The ground-up restoration project was started originally several years ago by volunteers from the WO Bentley Memorial Foundation and the Sir Henry Royce Memorial Foundation, although it was brought in-house in February 2018, under the watchful eye of Chairman and chief executive, Adrian Hallmark, who requested that it be completed in 2019, to coincide with and celebrate Bentley’s centenary.
As he tells us: “The 1939 Corniche was a clear step-up in Bentley’s design language, which is evident, when set alongside the later and now iconic R Type Continental. It is a pivotal car in the history of Bentley, demonstrating that even then, this great British marque was at the cutting edge of design and technology. Mulliner’s stunning recreation of the Corniche demonstrates clearly our skills in restoring the greats from Bentley’s back catalogue, as well as making beautiful personalised modern Bentleys.”
The project fell naturally to the now in-house Mulliner division, where, since the 1970s, one-off cars have been built for discerning collectors and Royalty, including two beautiful State Limousines manufactured in 2002 that are kept at Buckingham Palace Mews, as HM The Queen uses them regularly. Today, various production models are adapted and built to particular customers’ exacting specifications, the list of which can be as long as their owners’ ‘in the black’ bank statements. Amazingly, as Mulliner’s first ever historic project, the Corniche has demonstrated the full breadth of the division’s coachbuilding and restoration skills, not that any observers were in any doubt.

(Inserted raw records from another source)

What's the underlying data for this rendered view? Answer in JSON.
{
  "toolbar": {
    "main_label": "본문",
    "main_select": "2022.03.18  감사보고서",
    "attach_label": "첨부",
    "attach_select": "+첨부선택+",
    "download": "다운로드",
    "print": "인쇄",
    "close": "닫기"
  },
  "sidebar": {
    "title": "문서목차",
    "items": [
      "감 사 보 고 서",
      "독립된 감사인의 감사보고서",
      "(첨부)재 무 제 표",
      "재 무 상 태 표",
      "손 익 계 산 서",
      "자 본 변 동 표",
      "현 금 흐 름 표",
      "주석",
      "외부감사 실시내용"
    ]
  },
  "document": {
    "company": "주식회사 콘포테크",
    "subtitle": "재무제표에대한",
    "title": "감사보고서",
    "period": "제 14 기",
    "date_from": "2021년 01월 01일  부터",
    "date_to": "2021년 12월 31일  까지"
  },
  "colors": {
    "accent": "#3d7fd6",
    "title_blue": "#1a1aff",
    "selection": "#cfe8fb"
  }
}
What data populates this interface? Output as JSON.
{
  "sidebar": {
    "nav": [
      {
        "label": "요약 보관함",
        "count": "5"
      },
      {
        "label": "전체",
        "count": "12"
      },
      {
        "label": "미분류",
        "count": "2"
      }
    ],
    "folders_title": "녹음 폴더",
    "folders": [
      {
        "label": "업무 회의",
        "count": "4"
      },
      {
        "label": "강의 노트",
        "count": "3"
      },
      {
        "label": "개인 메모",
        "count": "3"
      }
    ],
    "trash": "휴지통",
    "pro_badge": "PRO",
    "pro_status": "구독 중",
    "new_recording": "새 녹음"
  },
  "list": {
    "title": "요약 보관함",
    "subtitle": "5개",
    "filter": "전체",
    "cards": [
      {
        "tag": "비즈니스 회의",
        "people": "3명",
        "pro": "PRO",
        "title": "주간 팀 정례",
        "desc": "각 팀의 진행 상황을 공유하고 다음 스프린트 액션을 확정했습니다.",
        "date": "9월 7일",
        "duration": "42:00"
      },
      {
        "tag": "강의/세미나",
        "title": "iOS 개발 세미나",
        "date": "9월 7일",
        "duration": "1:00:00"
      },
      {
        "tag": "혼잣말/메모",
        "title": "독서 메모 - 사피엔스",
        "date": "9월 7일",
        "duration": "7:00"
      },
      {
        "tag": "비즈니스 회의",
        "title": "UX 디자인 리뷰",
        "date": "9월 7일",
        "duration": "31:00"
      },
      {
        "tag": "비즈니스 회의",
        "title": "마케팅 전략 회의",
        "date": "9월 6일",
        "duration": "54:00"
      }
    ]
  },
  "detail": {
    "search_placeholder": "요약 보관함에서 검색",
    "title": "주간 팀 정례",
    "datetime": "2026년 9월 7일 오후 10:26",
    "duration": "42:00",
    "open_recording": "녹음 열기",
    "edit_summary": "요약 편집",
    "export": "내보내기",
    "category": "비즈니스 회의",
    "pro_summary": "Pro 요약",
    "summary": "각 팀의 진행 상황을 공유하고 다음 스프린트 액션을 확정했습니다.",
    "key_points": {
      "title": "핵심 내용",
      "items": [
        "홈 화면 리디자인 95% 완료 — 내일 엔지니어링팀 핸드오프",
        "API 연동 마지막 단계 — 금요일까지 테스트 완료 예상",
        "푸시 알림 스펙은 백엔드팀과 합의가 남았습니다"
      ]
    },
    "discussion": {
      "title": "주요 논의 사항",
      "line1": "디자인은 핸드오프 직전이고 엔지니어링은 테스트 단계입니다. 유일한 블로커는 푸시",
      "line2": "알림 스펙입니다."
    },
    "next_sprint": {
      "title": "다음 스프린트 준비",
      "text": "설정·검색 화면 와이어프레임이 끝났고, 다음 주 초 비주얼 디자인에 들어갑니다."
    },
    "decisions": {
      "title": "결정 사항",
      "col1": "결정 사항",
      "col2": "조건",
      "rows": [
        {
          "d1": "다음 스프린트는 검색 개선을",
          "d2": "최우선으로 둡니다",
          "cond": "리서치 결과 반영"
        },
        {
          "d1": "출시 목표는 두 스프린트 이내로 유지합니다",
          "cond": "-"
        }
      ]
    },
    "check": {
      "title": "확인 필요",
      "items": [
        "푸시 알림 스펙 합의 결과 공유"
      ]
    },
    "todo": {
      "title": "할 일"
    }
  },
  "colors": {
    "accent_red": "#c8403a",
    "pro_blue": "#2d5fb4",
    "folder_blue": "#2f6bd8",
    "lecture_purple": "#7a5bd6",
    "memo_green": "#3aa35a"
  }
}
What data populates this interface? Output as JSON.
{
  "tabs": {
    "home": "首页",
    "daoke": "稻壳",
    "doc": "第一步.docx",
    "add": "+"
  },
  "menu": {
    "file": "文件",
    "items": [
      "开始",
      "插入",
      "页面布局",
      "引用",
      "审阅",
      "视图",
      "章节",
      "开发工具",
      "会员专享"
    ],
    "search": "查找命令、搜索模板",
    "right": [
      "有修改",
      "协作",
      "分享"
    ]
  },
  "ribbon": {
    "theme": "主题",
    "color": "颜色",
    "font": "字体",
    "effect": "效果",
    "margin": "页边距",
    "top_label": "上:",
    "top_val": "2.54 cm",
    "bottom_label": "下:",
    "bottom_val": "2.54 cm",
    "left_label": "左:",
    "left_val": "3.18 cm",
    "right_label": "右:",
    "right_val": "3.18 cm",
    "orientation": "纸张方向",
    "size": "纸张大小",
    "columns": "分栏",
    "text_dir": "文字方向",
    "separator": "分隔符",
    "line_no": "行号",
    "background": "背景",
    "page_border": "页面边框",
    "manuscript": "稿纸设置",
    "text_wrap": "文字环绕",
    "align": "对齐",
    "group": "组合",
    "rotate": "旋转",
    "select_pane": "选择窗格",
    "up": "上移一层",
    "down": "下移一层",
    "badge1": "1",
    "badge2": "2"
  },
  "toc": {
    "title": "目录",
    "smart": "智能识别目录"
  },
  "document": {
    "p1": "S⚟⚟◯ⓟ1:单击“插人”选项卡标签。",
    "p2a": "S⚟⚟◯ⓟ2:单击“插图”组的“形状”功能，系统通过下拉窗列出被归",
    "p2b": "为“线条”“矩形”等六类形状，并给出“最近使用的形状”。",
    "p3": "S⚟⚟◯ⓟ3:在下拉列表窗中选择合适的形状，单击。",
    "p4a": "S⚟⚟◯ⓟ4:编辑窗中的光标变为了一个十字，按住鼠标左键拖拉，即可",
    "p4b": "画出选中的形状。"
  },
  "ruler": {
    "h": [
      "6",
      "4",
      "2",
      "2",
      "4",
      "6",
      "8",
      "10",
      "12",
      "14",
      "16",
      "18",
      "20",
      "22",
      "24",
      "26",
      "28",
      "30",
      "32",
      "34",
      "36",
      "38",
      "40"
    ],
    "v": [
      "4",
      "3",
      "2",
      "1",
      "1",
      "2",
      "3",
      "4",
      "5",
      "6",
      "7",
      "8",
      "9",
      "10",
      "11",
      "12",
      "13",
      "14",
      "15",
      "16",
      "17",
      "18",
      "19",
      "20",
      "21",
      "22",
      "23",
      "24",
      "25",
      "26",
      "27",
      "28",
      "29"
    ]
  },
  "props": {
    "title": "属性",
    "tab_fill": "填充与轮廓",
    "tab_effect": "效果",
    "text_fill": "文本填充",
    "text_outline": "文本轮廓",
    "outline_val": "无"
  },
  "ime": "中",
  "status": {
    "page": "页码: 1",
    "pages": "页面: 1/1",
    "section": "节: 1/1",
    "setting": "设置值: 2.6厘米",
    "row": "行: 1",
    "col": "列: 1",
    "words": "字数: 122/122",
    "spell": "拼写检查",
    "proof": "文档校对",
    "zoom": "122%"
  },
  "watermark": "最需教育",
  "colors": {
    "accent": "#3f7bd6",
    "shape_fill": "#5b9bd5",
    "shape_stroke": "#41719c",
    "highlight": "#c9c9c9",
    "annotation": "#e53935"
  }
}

Using only the original technical drawings, because that is all that the specialist panel-beaters, wood-workers and trim exponents had to guide them, Bentley’s in-house coach-building division rebuilt this unique Corniche at Crewe, where the company has been headquartered for several decades, using original Corniche and MkV mechanical components and a completely re-manufactured body, identical in every detail to the original. Yet, how far can you go to refer to this utterly beautiful car as anything other than brand spanking new?
All that remained of the original was its buckled and slowly rusting chassis. Every other element is recreated, albeit much as it had been by the original specialists at Bentley, eighty years ago. There are sure to be differences in the raw materials used, as advancements have been made in manufacturing standards that improve them to new pinnacles of quality. Yet, I can perceive its immense value to Bentley, not merely as a showpiece at classic car shows and events like the Goodwood Festival of Speed.
The Corniche makes its first public appearance at Salon Privé at Blenheim Palace in September and will join Bentley’s Heritage fleet, which already includes WO Bentley’s 8 Litre and the Birkin Team Blower models, to be used and exhibited at events around the world. Bentley is very careful not to mention the actual cost of this project but you have to reckon that it is in the region of £1.5-2m, even though its value to Bentley and the history of the marque is considerably greater.